The Karas decision is a departure from Beach, in that the Beach Court rejected an “imminent danger” interpretation and noted that the insurance industries’ interpretation would effectively encourage homeowners to wait for the property to actually collapse before making a claim. In Beach, the Court said it would make no sense for an insurance company to not want to repair a property that had suffered an impairment of its structural integrity when a much more drastic or substantial claim would likely occur if the property actually collapsed. “Requiring the insured to await an actual collapse would not only be economically wasteful… but would also conflict with the insured’s contractual and common law duty to mitigate damages.” Beach, at n.2.

The Beach decision had been utilized by many practitioners of property insurance coverage throughout the State who were able to obtain coverage for policyholders whose property suffered hidden decay, rot, insect damage, and, as in the case of the foundation cases, hidden structural damage to the foundation as a result of decaying concrete. Consider, for example, a home infested by hidden termites or hidden rot. In the past, upon discovery of such damage, if the homeowner was able to demonstrate that the structural integrity of the home or a portion of the home was significantly impaired, it was entitled to coverage under the older policy language. Now, with the Supreme Court’s decision in Karas, that homeowner must demonstrate that the property is in “imminent danger” of collapse.

Any experienced practitioner of property insurance litigation or expert in the area knows that rot, insect damage, and other losses which effect homes, could take many years to actually cause the home to fall down or cave in, or put the property in such a state as to be characterized as in “imminent danger” of collapsing.
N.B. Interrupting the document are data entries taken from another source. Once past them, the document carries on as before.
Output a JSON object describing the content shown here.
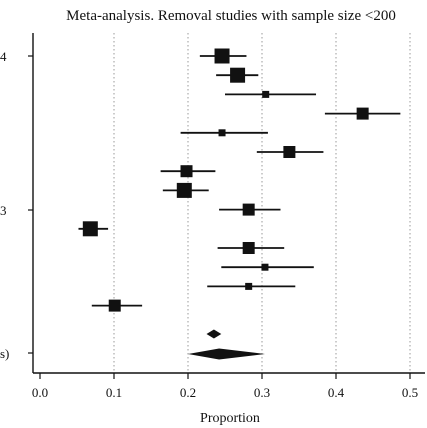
{
  "chart_data": {
    "type": "forest",
    "title": "Meta-analysis. Removal studies with sample size <200",
    "xlabel": "Proportion",
    "xlim": [
      -0.01,
      0.52
    ],
    "xticks": [
      0.0,
      0.1,
      0.2,
      0.3,
      0.4,
      0.5
    ],
    "xtick_labels": [
      "0.0",
      "0.1",
      "0.2",
      "0.3",
      "0.4",
      "0.5"
    ],
    "grid": "vertical dotted",
    "row_labels": [
      "4",
      "3",
      "s)"
    ],
    "studies": [
      {
        "estimate": 0.246,
        "ci": [
          0.216,
          0.279
        ],
        "weight": "large"
      },
      {
        "estimate": 0.267,
        "ci": [
          0.238,
          0.295
        ],
        "weight": "large"
      },
      {
        "estimate": 0.305,
        "ci": [
          0.25,
          0.373
        ],
        "weight": "small"
      },
      {
        "estimate": 0.436,
        "ci": [
          0.385,
          0.487
        ],
        "weight": "medium"
      },
      {
        "estimate": 0.246,
        "ci": [
          0.19,
          0.308
        ],
        "weight": "small"
      },
      {
        "estimate": 0.337,
        "ci": [
          0.293,
          0.383
        ],
        "weight": "medium"
      },
      {
        "estimate": 0.198,
        "ci": [
          0.163,
          0.237
        ],
        "weight": "medium"
      },
      {
        "estimate": 0.195,
        "ci": [
          0.166,
          0.228
        ],
        "weight": "large"
      },
      {
        "estimate": 0.282,
        "ci": [
          0.242,
          0.325
        ],
        "weight": "medium"
      },
      {
        "estimate": 0.068,
        "ci": [
          0.052,
          0.092
        ],
        "weight": "large"
      },
      {
        "estimate": 0.282,
        "ci": [
          0.24,
          0.33
        ],
        "weight": "medium"
      },
      {
        "estimate": 0.304,
        "ci": [
          0.245,
          0.37
        ],
        "weight": "small"
      },
      {
        "estimate": 0.282,
        "ci": [
          0.226,
          0.345
        ],
        "weight": "small"
      },
      {
        "estimate": 0.101,
        "ci": [
          0.07,
          0.138
        ],
        "weight": "medium"
      }
    ],
    "summary": [
      {
        "estimate": 0.235,
        "ci": [
          0.225,
          0.245
        ]
      },
      {
        "estimate": 0.242,
        "ci": [
          0.2,
          0.304
        ]
      }
    ]
  }
}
The question is, under what circumstances would a collapse claim now be viable in Connecticut under the “old version” of collapse coverage? As the availability of the older forms is becoming increasingly rare, most policyholders will have the newer version which requires that the property actually cave-in. However, for those policyholders that may have the older version, the Karas decision now creates a new impediment to policyholders attempting to make a claim before their structure actually collapses– they will now have to demonstrate that it is in imminent danger of collapsing. The Court’s decision has taken potential coverage away from a number of Connecticut policyholders and represents another unfortunate step in the wrong direction regarding the rights of policyholders.
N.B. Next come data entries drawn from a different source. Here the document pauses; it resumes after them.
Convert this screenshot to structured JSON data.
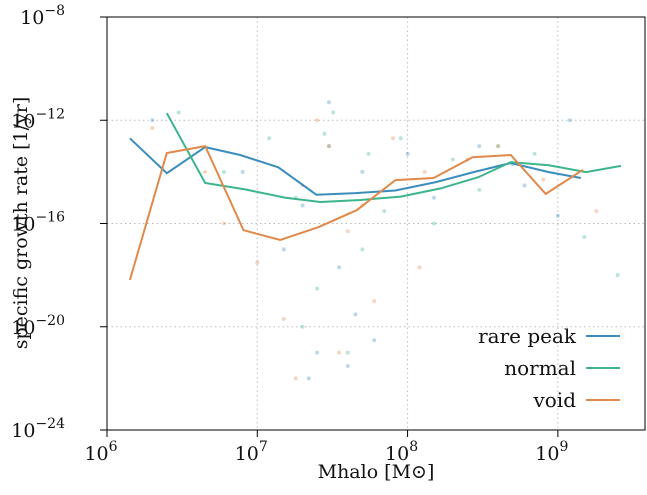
{
  "chart_data": {
    "type": "line",
    "xlabel": "Mhalo [M⊙]",
    "ylabel": "specific growth rate [1/yr]",
    "xscale": "log",
    "yscale": "log",
    "grid": true,
    "legend": "lower right",
    "xlim": [
      1000000.0,
      3800000000.0
    ],
    "ylim": [
      1e-24,
      1e-08
    ],
    "xticks": [
      {
        "value": 1000000.0,
        "label": "106"
      },
      {
        "value": 10000000.0,
        "label": "107"
      },
      {
        "value": 100000000.0,
        "label": "108"
      },
      {
        "value": 1000000000.0,
        "label": "109"
      }
    ],
    "yticks": [
      {
        "value": 1e-24,
        "label": "10−24"
      },
      {
        "value": 1e-20,
        "label": "10−20"
      },
      {
        "value": 1e-16,
        "label": "10−16"
      },
      {
        "value": 1e-12,
        "label": "10−12"
      },
      {
        "value": 1e-08,
        "label": "10−8"
      }
    ],
    "series": [
      {
        "name": "rare peak",
        "color": "#3b8dbd",
        "x": [
          1420000.0,
          2500000.0,
          4500000.0,
          7700000.0,
          13800000.0,
          24700000.0,
          45000000.0,
          83000000.0,
          154000000.0,
          275000000.0,
          486000000.0,
          870000000.0,
          1420000000.0
        ],
        "values": [
          2e-13,
          8.9e-15,
          9.1e-14,
          4.5e-14,
          1.5e-14,
          1.3e-15,
          1.5e-15,
          1.9e-15,
          4e-15,
          9.8e-15,
          2.2e-14,
          9.8e-15,
          5.8e-15
        ],
        "points_x": [
          30000000.0,
          25000000.0,
          40000000.0,
          50000000.0,
          20000000.0,
          35000000.0,
          60000000.0,
          100000000.0,
          150000000.0,
          300000000.0,
          500000000.0,
          1200000000.0,
          8000000.0,
          15000000.0,
          30000000.0,
          45000000.0,
          22000000.0,
          600000000.0,
          2000000.0,
          1000000000.0
        ],
        "points_y": [
          1e-13,
          1e-21,
          3e-22,
          1e-14,
          5e-16,
          2e-18,
          3e-21,
          5e-14,
          1e-15,
          1e-13,
          2e-14,
          1e-12,
          1e-14,
          1e-17,
          5e-12,
          3e-20,
          1e-22,
          3e-15,
          1e-12,
          2e-16
        ]
      },
      {
        "name": "normal",
        "color": "#3db58b",
        "x": [
          2500000.0,
          4500000.0,
          8300000.0,
          15400000.0,
          26300000.0,
          48600000.0,
          90000000.0,
          166000000.0,
          297000000.0,
          486000000.0,
          870000000.0,
          1540000000.0,
          2630000000.0
        ],
        "values": [
          1.9e-12,
          3.7e-15,
          2.1e-15,
          1e-15,
          6.8e-16,
          8.1e-16,
          1.1e-15,
          2.3e-15,
          6.3e-15,
          2.4e-14,
          1.8e-14,
          9.8e-15,
          1.7e-14
        ],
        "points_x": [
          28000000.0,
          32000000.0,
          18000000.0,
          55000000.0,
          90000000.0,
          200000000.0,
          400000000.0,
          1500000000.0,
          2500000000.0,
          12000000.0,
          40000000.0,
          6000000.0,
          3000000.0,
          70000000.0,
          25000000.0,
          150000000.0,
          300000000.0,
          700000000.0,
          20000000.0,
          50000000.0
        ],
        "points_y": [
          3e-13,
          2e-12,
          1e-15,
          5e-14,
          2e-13,
          3e-14,
          1e-13,
          3e-17,
          1e-18,
          2e-13,
          1e-21,
          1e-14,
          2e-12,
          3e-16,
          3e-19,
          1e-16,
          2e-15,
          5e-14,
          1e-20,
          1e-17
        ]
      },
      {
        "name": "void",
        "color": "#e0894a",
        "x": [
          1420000.0,
          2500000.0,
          4500000.0,
          8100000.0,
          14200000.0,
          25500000.0,
          46000000.0,
          83000000.0,
          149000000.0,
          271000000.0,
          486000000.0,
          830000000.0,
          1470000000.0
        ],
        "values": [
          6.5e-19,
          5.4e-14,
          1e-13,
          5.5e-17,
          2.3e-17,
          7.2e-17,
          3.3e-16,
          4.8e-15,
          5.8e-15,
          3.7e-14,
          4.5e-14,
          1.4e-15,
          1.2e-14
        ],
        "points_x": [
          30000000.0,
          20000000.0,
          4500000.0,
          15000000.0,
          50000000.0,
          80000000.0,
          130000000.0,
          250000000.0,
          400000000.0,
          800000000.0,
          1800000000.0,
          10000000.0,
          35000000.0,
          60000000.0,
          25000000.0,
          18000000.0,
          40000000.0,
          120000000.0,
          2000000.0,
          6000000.0
        ],
        "points_y": [
          1e-13,
          3e-15,
          1e-14,
          2e-20,
          5e-16,
          2e-13,
          1e-14,
          3e-14,
          1e-13,
          5e-15,
          3e-16,
          3e-18,
          1e-21,
          1e-19,
          1e-12,
          1e-22,
          5e-17,
          2e-18,
          5e-13,
          1e-16
        ]
      }
    ]
  }
}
So what remedy is available for Connecticut policyholders with crumbling foundations? In 2017, Connecticut’s legislature established the Connecticut Foundation Solutions Indemnity Company (CFSIC) to help with the cost of repairing crumbling concrete issued caused by concrete mixtures found to contain pyrrhotite. Currently, in Connecticut, upwards of 35,000 homes are facing crumbling foundation issues due to the pyrrhotite-affected concrete. CFSIC was created to help cover the cost to fix these concrete issues. However, CFSIC only covers concrete work, and not any additional work homeowners may need to have done to their property to fully fix the issue. Further, CFSIC has limited funding each year to repair these homes, and is currently only slated to receive funding for five years, ending in 2022. The funding necessary to repair all these homes is currently unknown, but is expected to cost far more than the funds allotted to CFSIC.
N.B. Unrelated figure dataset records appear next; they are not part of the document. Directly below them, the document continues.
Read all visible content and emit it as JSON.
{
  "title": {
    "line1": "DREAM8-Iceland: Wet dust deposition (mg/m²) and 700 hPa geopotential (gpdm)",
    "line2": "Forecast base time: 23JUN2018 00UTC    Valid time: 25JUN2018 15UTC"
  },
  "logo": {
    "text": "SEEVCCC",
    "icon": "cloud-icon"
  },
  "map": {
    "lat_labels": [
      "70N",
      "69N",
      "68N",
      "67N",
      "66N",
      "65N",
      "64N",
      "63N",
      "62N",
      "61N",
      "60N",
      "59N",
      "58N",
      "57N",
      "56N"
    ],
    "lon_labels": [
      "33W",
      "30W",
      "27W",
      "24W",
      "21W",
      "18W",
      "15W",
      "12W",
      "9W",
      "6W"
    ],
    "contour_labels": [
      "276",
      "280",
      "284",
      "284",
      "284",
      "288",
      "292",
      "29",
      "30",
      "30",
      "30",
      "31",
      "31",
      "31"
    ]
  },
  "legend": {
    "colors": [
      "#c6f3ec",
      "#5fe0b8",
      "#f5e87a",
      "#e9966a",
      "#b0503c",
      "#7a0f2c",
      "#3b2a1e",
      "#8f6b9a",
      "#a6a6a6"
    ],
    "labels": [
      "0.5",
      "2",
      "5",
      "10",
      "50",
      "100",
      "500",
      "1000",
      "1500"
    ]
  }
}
Homeowners with crumbling foundations may apply for help with the cost at https://crumblingfoundations.org/. The website offers two application processes: Type 1, for those who have not yet begun repairing the crumbling foundation, and Type 2, for those who have already repaired the crumbling foundation and are seeking reimbursement. The CFSIC was planning on taking applications until February 29, 2020, pending the availability for funds for the year. However, given the development of COVID-19, homeowners should check their website for any updated deadlines. It is also important to note that if you are currently in litigation with its insurance company for coverage of the crumbling foundation, then your application will be put on hold until that litigation is settled or withdrawn.